Une nouvelle chronologie des médias actée dans la douleur. Après des mois d'âpres négociations, un accord sur le calendrier de diffusion des films en ligne et à la télévision après leur sortie au cinéma, a été signé ce lundi 24 janvier, entre diffuseurs et organisations du septième art. Son entrée en vigueur est prévue le 10 février 2022 pour une durée de trois ans. Une clause de revoyure a été fixée dans un an, afin de dresser un premier bilan.
L'accord conforte la position de Canal+, qui conserve l'exclusivité de diffusion des films qu'elle a co-financés pendant neuf mois. La chaîne cryptée pourra désormais diffuser les longs-métrages français et internationaux dans un délai de six mois (contre huit actuellement) après leur sortie en salles, s'est réjoui Maxime Saada, PDG du groupe Canal+, sur Twitter.
En décembre dernier, la chaîne cryptée avait accepté d'investir plus d'argent (190 millions d'euros par an) dans le septième art à condition d'obtenir une meilleure exposition que les plateformes de SVOD comme Netflix ou Disney+. En quatre ans, l'ex-chaîne cryptée a ainsi divisé par deux son délai de diffusion des films, fixé à 12 mois jusqu'en 2018. "Cette chronologie des médias modernisée reconnaît la position unique de Canal + dans le cycle de financement du cinéma", se félicite le groupe dans un communiqué, précisant que plus de 400 films sont diffusés en première exclusivité chaque année sur ses chaînes.
Ce texte change notamment les règles en vigueur pour les plateformes. En décembre, Netflix, Disney+, Amazon Prime Video ou encore Apple TV avaient officiellement intégré le système français de financement des productions audiovisuelles et cinématographiques. Ils devront verser 20% à 25% de leur chiffre d'affaires en France pour la production locale, une manne espérée de 250 à 300 millions d'euros par an pour les films, séries, et autres fictions tricolores, dès cette année.

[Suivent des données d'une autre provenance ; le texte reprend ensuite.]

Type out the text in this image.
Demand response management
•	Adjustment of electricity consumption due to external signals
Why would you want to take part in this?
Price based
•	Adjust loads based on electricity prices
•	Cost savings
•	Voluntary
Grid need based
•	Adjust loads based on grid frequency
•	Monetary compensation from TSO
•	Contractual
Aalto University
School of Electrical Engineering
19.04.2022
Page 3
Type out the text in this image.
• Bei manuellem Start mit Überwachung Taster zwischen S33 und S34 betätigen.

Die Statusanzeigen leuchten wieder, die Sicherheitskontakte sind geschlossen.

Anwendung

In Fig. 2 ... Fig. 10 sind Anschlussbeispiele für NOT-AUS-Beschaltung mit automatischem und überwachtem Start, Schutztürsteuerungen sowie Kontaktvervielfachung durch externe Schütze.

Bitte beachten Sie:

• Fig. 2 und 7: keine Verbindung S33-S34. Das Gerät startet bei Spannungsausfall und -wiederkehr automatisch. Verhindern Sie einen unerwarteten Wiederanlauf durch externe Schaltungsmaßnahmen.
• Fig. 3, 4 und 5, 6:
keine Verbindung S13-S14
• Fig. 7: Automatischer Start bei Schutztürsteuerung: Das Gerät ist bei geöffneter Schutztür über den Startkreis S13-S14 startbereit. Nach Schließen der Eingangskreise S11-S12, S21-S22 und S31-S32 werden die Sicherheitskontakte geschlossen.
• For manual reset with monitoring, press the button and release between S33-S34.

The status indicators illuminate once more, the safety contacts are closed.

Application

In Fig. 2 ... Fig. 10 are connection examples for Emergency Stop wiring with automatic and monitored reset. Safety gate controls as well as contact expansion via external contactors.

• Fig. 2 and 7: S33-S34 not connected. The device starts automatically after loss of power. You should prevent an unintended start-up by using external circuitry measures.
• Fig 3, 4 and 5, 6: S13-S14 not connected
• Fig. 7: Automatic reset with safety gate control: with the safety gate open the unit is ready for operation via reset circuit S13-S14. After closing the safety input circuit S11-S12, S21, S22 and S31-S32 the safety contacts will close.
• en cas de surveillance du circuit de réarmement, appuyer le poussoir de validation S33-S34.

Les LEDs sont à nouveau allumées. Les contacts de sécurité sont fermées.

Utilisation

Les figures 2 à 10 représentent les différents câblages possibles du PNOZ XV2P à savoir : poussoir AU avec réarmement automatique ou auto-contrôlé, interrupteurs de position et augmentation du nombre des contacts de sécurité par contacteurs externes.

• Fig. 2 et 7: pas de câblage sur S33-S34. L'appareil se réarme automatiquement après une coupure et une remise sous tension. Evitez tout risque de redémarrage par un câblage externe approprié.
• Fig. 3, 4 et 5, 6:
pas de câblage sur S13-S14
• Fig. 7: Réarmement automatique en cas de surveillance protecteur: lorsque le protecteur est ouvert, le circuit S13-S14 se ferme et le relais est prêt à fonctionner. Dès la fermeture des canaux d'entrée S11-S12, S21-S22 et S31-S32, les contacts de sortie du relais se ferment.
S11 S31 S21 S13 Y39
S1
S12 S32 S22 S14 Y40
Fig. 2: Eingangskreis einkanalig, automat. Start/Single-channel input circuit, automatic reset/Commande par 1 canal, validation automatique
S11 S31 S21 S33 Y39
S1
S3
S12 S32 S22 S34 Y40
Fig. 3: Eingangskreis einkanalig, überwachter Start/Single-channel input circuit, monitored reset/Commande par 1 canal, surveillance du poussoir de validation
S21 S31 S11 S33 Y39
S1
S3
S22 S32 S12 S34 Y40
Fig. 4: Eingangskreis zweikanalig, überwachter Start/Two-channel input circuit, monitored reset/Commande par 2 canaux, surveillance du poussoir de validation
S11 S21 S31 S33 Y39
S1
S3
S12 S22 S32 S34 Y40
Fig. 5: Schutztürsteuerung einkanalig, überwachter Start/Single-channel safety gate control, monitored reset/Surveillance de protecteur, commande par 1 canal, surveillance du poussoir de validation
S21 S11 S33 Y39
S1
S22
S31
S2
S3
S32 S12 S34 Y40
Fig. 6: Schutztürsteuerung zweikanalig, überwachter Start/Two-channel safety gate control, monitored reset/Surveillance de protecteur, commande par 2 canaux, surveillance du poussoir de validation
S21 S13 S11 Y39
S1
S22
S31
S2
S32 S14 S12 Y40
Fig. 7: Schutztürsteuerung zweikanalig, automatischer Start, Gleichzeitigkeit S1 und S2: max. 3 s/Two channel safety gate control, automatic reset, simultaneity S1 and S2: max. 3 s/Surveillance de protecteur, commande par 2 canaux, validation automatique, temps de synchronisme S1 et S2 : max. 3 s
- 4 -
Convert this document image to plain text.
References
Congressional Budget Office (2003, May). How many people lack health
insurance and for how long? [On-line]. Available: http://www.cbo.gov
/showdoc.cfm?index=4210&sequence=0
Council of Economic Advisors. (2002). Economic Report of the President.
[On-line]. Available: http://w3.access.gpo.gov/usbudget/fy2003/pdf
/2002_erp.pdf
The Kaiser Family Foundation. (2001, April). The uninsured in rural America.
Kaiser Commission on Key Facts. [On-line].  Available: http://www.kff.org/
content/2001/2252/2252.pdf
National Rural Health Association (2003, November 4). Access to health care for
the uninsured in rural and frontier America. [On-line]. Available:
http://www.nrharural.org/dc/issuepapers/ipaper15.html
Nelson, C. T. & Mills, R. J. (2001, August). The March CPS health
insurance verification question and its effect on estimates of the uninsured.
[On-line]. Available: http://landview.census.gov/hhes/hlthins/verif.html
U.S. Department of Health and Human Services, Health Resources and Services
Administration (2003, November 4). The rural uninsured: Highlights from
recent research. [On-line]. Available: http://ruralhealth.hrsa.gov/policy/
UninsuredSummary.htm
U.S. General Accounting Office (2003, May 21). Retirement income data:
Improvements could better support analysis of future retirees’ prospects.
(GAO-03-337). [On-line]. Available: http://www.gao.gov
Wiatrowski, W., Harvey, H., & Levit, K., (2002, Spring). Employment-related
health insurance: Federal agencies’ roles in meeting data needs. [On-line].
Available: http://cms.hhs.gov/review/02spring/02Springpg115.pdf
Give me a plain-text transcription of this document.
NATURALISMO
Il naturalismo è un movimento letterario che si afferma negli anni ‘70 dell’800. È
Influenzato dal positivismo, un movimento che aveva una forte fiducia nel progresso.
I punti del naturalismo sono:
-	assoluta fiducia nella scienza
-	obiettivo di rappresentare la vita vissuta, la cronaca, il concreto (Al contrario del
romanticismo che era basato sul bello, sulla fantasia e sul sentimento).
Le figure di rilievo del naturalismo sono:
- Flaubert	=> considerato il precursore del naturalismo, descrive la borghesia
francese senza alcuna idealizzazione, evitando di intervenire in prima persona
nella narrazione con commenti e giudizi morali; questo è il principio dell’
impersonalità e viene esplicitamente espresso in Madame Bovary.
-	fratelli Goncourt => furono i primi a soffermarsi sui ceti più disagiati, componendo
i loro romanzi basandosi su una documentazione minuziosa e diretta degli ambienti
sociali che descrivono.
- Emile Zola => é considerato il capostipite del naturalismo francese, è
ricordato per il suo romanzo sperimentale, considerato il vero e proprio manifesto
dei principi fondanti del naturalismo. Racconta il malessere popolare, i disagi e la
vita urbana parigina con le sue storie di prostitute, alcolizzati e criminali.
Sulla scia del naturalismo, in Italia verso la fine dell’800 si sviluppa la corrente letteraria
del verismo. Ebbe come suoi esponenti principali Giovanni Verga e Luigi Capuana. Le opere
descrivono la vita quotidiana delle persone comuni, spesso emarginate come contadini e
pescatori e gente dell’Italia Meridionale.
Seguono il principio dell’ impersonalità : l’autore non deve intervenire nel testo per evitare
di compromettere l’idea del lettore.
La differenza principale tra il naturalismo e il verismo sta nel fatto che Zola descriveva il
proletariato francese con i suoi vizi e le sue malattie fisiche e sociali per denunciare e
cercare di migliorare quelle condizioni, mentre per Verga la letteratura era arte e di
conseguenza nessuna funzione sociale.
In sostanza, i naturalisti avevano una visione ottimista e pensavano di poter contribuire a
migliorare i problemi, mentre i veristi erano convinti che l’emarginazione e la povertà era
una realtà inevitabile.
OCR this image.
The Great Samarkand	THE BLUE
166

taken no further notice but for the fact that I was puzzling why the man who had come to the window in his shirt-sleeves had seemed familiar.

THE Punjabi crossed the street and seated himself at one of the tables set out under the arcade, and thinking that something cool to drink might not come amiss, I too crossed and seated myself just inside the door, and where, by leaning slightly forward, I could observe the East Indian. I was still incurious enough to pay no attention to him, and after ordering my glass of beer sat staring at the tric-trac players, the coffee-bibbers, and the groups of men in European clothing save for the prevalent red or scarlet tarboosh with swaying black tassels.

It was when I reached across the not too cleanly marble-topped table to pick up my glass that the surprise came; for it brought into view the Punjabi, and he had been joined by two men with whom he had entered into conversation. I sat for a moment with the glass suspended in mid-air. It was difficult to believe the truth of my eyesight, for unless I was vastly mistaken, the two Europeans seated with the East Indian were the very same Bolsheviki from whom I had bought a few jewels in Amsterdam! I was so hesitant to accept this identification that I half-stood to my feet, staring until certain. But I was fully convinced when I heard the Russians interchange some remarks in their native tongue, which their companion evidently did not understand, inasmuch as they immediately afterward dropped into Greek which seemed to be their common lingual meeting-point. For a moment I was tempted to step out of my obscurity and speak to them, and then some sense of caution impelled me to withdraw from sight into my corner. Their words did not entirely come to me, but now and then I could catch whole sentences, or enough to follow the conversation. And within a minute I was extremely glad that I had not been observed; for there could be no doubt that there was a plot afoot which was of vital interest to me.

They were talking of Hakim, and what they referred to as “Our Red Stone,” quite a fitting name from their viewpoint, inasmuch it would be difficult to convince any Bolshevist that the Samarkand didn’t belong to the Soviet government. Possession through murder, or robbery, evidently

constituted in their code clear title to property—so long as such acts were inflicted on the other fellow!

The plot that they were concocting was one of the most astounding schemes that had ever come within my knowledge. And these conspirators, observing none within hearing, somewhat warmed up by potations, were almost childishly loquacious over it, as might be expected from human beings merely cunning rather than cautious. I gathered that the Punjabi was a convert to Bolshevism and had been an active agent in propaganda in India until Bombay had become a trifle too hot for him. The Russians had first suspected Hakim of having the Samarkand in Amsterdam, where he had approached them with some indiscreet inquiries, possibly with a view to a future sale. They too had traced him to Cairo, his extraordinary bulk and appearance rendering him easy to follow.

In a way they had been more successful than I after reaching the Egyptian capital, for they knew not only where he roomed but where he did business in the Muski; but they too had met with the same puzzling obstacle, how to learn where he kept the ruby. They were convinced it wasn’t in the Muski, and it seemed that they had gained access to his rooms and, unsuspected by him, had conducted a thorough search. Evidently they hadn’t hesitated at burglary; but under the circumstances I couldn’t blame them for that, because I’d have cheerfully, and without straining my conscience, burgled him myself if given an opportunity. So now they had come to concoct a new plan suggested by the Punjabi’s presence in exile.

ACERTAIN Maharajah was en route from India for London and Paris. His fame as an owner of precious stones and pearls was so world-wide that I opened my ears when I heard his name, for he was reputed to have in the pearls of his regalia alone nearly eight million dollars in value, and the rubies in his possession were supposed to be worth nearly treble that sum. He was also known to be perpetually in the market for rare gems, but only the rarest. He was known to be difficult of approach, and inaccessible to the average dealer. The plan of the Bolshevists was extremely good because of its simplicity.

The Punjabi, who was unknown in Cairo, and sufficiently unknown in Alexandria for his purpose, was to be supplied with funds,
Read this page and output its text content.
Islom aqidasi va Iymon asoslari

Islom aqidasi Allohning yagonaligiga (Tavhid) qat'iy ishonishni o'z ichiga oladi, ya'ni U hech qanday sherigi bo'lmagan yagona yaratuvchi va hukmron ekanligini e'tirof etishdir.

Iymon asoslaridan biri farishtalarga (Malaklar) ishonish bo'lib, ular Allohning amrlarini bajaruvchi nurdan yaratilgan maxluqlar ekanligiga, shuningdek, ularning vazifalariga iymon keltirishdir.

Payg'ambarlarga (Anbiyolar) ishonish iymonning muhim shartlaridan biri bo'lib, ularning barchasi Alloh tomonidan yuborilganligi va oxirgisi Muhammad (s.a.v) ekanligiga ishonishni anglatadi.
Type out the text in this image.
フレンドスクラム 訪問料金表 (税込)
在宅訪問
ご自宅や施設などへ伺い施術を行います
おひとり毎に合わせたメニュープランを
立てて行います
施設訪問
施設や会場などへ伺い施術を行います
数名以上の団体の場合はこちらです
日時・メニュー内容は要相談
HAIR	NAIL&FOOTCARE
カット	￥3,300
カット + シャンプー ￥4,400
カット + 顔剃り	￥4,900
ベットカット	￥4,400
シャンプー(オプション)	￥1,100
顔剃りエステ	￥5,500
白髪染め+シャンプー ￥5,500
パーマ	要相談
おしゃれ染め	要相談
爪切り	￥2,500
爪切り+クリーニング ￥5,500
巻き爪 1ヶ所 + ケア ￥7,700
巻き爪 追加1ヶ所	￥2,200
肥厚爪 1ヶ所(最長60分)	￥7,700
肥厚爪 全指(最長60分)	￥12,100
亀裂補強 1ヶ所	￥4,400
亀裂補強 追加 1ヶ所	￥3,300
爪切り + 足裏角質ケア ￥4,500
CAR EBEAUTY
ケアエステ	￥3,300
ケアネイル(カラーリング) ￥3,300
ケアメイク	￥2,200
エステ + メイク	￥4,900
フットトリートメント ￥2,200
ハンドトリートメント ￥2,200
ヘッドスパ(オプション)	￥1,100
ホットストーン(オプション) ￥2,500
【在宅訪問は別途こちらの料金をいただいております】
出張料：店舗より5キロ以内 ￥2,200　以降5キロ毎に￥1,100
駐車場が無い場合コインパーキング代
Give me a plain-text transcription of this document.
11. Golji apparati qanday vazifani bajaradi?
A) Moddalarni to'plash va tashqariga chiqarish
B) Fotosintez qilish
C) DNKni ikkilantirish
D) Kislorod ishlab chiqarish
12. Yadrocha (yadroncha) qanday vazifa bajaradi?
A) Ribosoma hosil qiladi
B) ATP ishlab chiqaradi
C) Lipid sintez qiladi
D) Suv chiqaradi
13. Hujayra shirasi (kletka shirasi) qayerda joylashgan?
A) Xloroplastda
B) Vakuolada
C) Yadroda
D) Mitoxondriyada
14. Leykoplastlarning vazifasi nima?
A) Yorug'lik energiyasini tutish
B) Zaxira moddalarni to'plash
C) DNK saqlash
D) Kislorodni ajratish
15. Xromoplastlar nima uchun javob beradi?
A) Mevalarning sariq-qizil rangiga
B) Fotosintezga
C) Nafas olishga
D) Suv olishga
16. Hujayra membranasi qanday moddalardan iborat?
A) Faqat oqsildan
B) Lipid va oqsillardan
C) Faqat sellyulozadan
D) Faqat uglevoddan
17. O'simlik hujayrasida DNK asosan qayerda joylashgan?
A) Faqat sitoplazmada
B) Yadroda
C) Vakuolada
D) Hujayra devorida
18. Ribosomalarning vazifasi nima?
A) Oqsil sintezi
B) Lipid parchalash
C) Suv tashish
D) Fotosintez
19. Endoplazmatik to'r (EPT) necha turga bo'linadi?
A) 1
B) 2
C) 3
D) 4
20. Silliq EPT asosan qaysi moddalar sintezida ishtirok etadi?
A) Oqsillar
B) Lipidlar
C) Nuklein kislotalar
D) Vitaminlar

Netflix, seule plateforme à avoir signé l'accord, pourra désormais diffuser les films 15 mois après leur sortie en salles, contre 36 mois aujourd'hui. En contrepartie, le géant américain s'engage, selon "Le Monde", à produire au moins dix films par an et à investir en moyenne 40 millions d'euros dans la création, soit 4% de son chiffre d'affaires réalisé en France. "Cet accord est une première étape significative de modernisation de la chronologie des médias", a souligné un porte-parole de Netflix auprès de l'AFP. Globalement, l'accord est une bonne nouvelle car davantage d'argent devrait être injecté dans la production cinématographique française, souligne la Fédération nationale du cinéma français (FNCF) auprès de l'AFP.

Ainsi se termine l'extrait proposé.